For Quilty, the conventional landscape vista and the concept of Australia as being defined by the ‘desert, the outback and the Artist-hero’ has lost its currency in the highly urbanised environs of metropolitan Sydney. Comprising a kerbside medley of cars and vans on multiple canvases of varying scales, ache depicts a more accurate rendering of Quilty’s suburban situation. Collectively spanning the length of the gallery wall, this street scene is a bold still-life which treats vehicles like life-models, each commanding an imposing, individual personality and perspective. Far from vessels which transport passengers from A to B, Quilty sees every vehicle as a telling extension of its owner, a prosthesis of each character type perhaps. They can also be viewed as a symbol of the initiation process of almost every young Australian into the mobile market economy, a sexual rite of passage or a first taste of freedom for every new owner.
Entitled ache because of the double-edged connotations of the word, both of desire and pain, Quilty paints the car as a nexus of meaning for the Australian, and the Australian landscape. Ache both acknowledges and critiques the West’s obsession with the lifestyles attached to consumer choices, forming and reflecting the owner’s vision of themselves. Through Quilty’s liberal, almost gluttonous application of paint, these works elaborate on the existing commodity fetishism of the car in contemporary culture, creating subjects which ooze with personality and occasional foreboding. As such, some automobiles in this exhibition have taken on lives of their own, relating to the personification of drive-time in advertising and the notion of the car as a living entity for consumers.

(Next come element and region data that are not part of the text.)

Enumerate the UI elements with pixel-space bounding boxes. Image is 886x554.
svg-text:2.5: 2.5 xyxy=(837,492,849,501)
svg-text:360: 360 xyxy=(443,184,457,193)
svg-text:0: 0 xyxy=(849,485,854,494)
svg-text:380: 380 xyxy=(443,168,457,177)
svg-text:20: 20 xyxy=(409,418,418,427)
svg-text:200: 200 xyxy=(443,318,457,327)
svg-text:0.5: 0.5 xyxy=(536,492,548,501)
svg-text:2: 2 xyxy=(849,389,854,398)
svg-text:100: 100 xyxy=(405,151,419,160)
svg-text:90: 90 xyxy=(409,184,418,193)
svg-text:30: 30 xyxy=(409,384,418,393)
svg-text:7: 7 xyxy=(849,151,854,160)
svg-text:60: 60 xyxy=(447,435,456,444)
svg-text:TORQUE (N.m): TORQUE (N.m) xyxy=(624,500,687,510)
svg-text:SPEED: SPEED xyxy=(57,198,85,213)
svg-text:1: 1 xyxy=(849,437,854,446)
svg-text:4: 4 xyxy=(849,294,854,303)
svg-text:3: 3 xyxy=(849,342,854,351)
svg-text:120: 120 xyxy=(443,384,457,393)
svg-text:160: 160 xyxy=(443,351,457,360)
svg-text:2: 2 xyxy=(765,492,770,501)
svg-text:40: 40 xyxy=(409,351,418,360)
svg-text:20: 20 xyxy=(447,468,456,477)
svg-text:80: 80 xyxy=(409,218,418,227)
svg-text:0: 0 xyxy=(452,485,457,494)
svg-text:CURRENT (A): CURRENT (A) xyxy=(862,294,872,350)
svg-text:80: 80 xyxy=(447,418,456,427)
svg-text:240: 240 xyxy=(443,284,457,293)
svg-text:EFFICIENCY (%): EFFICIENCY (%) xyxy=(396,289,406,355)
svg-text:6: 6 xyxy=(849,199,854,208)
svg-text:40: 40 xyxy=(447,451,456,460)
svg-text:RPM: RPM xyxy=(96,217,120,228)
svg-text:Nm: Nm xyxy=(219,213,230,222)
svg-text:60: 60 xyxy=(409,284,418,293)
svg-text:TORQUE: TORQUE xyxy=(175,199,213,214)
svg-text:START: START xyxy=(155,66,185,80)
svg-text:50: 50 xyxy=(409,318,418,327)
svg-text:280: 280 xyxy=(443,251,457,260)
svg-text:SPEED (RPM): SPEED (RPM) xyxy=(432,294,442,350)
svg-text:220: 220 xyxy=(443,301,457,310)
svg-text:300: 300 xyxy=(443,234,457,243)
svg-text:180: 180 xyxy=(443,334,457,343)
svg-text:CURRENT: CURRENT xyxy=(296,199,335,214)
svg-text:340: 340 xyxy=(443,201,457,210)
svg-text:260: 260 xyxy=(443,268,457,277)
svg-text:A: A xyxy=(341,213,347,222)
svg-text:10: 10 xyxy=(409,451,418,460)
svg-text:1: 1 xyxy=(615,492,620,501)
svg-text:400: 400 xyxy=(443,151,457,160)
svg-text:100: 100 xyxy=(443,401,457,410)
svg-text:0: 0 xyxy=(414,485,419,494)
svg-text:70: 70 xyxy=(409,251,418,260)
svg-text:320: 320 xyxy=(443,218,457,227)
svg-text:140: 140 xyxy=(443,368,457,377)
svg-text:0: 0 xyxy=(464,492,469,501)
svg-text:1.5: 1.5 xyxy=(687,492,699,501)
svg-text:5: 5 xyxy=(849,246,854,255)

Quilty’s practice as a form of social critique becomes most apparent in works such as Not in our backyard and Automanic, which highlight the hypocrisies of car advertising rhetoric. Automanic sees the front of a white van develop a demonic skull with imposing fangs, raising the debate surrounding personification and mortality in the forays of car-culture. While Not in our backyard explores the dichotomy of the real and imagined in car advertising. This work draws on Mercedes’ 2005 campaign which exploited the advertising potential of their model’s durability in the face of the unforgiving Australian terrain - and yet they adopted a European alpine backdrop for theatrical effect. In response, Ben adorns his luscious Mercedes with moose antlers, which appear both ridiculous and menacing. In its native Canada the moose is much coveted game, but also the most destructive beast, involved in more deaths through motor-car collisions than any other animal in the country. This vista then begs the question; is it the moose or the car that is under scrutiny in this painting? Are we looking at a compromised Australian ethos piecing together ideals inherited from the northern hemisphere? Or are we scrutinising the paradox that motor vehicle transport creates in the natural world?

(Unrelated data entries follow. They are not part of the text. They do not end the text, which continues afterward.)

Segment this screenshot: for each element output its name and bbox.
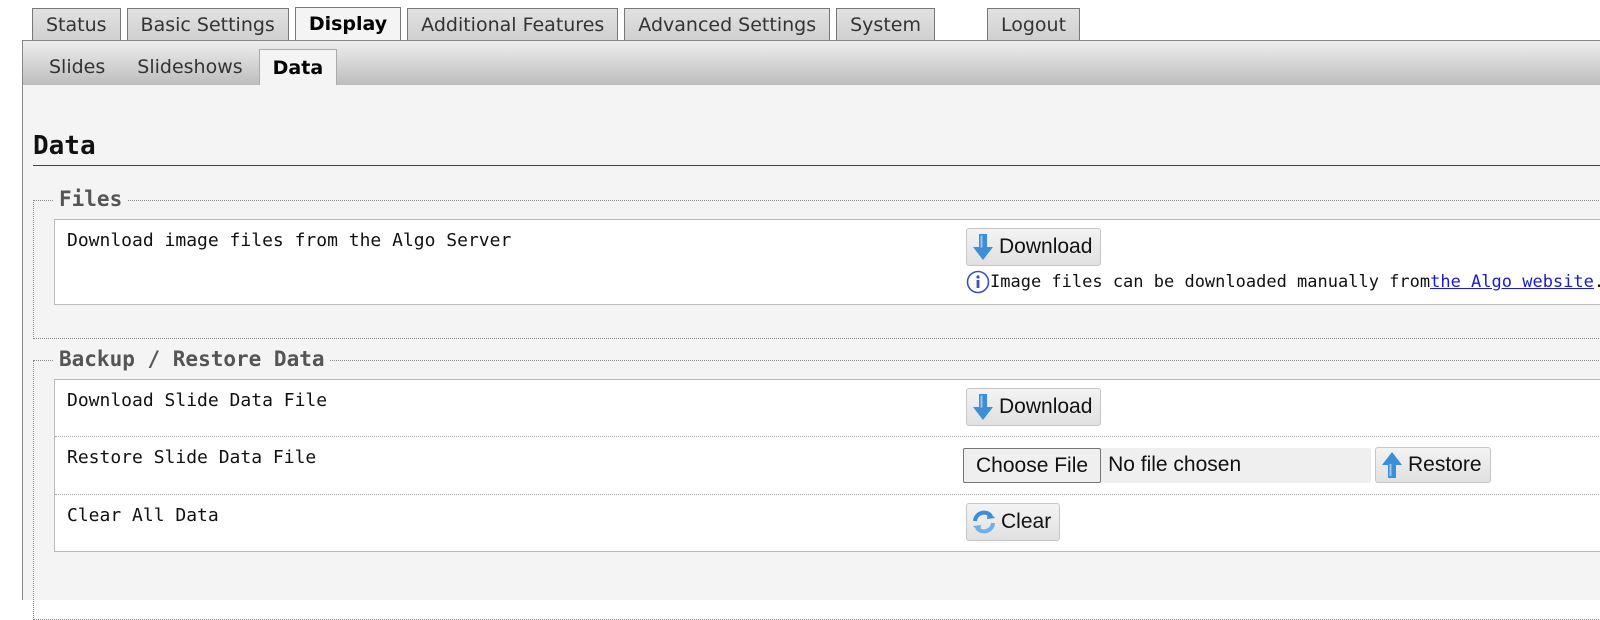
download-images-label: Download image files from the Algo Serve…: [67, 230, 512, 251]
restore-button-label: Restore: [1408, 453, 1482, 476]
clear-all-data-label: Clear All Data: [67, 505, 219, 526]
row-download-images: Download image files from the Algo Serve…: [55, 220, 1600, 304]
files-legend: Files: [54, 187, 128, 211]
download-slide-data-button-label: Download: [999, 395, 1093, 418]
main-tab-bar: Status Basic Settings Display Additional…: [32, 7, 1086, 41]
subtab-slideshows[interactable]: Slideshows: [121, 49, 258, 85]
subtab-data[interactable]: Data: [258, 49, 338, 85]
backup-box: Download Slide Data File Download Restor…: [54, 379, 1600, 552]
clear-all-data-ctrl: Clear: [966, 503, 1061, 541]
row-clear-all-data: Clear All Data Clear: [55, 495, 1600, 551]
files-box: Download image files from the Algo Serve…: [54, 219, 1600, 305]
file-input[interactable]: Choose File No file chosen: [963, 447, 1371, 483]
choose-file-button[interactable]: Choose File: [963, 447, 1102, 483]
subtab-slides[interactable]: Slides: [33, 49, 121, 85]
download-images-button-label: Download: [999, 235, 1093, 258]
info-icon: [966, 270, 990, 294]
tab-system[interactable]: System: [836, 8, 935, 41]
algo-website-link[interactable]: the Algo website: [1430, 272, 1594, 292]
files-group: Files Download image files from the Algo…: [33, 187, 1600, 339]
row-download-slide-data: Download Slide Data File Download: [55, 380, 1600, 437]
download-images-ctrl: Download: [966, 228, 1102, 266]
restore-slide-data-label: Restore Slide Data File: [67, 447, 317, 468]
restore-button[interactable]: Restore: [1375, 447, 1491, 483]
backup-legend: Backup / Restore Data: [54, 347, 330, 371]
refresh-icon: [973, 510, 995, 534]
download-slide-data-label: Download Slide Data File: [67, 390, 328, 411]
logout-tab[interactable]: Logout: [986, 8, 1081, 41]
sub-tab-bar: Slides Slideshows Data: [23, 41, 1600, 85]
sub-tabs: Slides Slideshows Data: [33, 49, 338, 85]
info-text: Image files can be downloaded manually f…: [990, 272, 1431, 292]
info-line: Image files can be downloaded manually f…: [966, 270, 1600, 294]
clear-button[interactable]: Clear: [966, 503, 1061, 541]
download-arrow-icon: [973, 234, 993, 260]
download-slide-data-ctrl: Download: [966, 388, 1102, 426]
tab-status[interactable]: Status: [32, 8, 121, 41]
download-images-button[interactable]: Download: [966, 228, 1102, 266]
tab-advanced-settings[interactable]: Advanced Settings: [624, 8, 831, 41]
restore-slide-data-ctrl: Choose File No file chosen Restore: [963, 447, 1491, 483]
backup-group: Backup / Restore Data Download Slide Dat…: [33, 347, 1600, 620]
tab-display[interactable]: Display: [294, 7, 402, 41]
clear-button-label: Clear: [1001, 510, 1052, 533]
info-suffix: .: [1594, 272, 1600, 292]
tab-basic-settings[interactable]: Basic Settings: [126, 8, 289, 41]
download-arrow-icon: [973, 394, 993, 420]
file-status: No file chosen: [1108, 453, 1242, 476]
upload-arrow-icon: [1382, 452, 1402, 478]
tab-additional-features[interactable]: Additional Features: [407, 8, 619, 41]
row-restore-slide-data: Restore Slide Data File Choose File No f…: [55, 437, 1600, 495]
content-panel: Slides Slideshows Data Data Files Downlo…: [22, 40, 1600, 620]
download-slide-data-button[interactable]: Download: [966, 388, 1102, 426]
page-title: Data: [33, 131, 1600, 166]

Quilty often depicts subjects which refer to much broader themes of cultural identity and the strange ways in which we construct meaning and individuality in our post-colonial habitat. However, what is most striking when considering these works is the unapologetic and sensual manner in which he executes them. It is the physical treatment of the subject which gives weight to the issues being addressed: these works are as much about painting as they are about sociocultural identity. Each ‘portrait’ emerges through an unabashed application of paint, creating areas of light and shade with confident swathes of well-observed colour. He paints these vehicles in a style verging on Fauvism with a reverence for their individual form, recreating the nuances of bodywork and presence with an economy of brushstrokes and great slabs of impasto. Although the appropriation of the ‘everyday’ and far-reaching definitions of the Australian identity in painting are by no means unexplored genres, Quilty’s paintings go beyond these tested conventions, reinvigorating our sense of materiality and process. Sensuous and tactile, these are surfaces which celebrate the possibilities and immediacy of a contested medium.

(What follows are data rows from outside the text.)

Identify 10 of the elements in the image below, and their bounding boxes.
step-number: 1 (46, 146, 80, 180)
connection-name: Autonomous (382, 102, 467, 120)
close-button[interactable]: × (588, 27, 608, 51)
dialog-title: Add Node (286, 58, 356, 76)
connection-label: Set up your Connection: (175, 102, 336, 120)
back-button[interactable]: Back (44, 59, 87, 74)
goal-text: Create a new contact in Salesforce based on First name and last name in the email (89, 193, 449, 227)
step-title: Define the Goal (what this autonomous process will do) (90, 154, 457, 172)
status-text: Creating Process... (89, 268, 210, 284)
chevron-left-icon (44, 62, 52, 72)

The splashes, daubs and imperfections of unrestrained expression are testament to Quilty’s compelling negotiation of the capitalist structures which govern and shape our individual lives. In an aesthetic language unconfined by the weight of artistic change or the burden of grand narratives, Quilty invites us to consider the dualities of life in the fast lane. Through these corporeal folds of paint we are presented with both moral contention and desire; oppression and indulgence; possession and concession.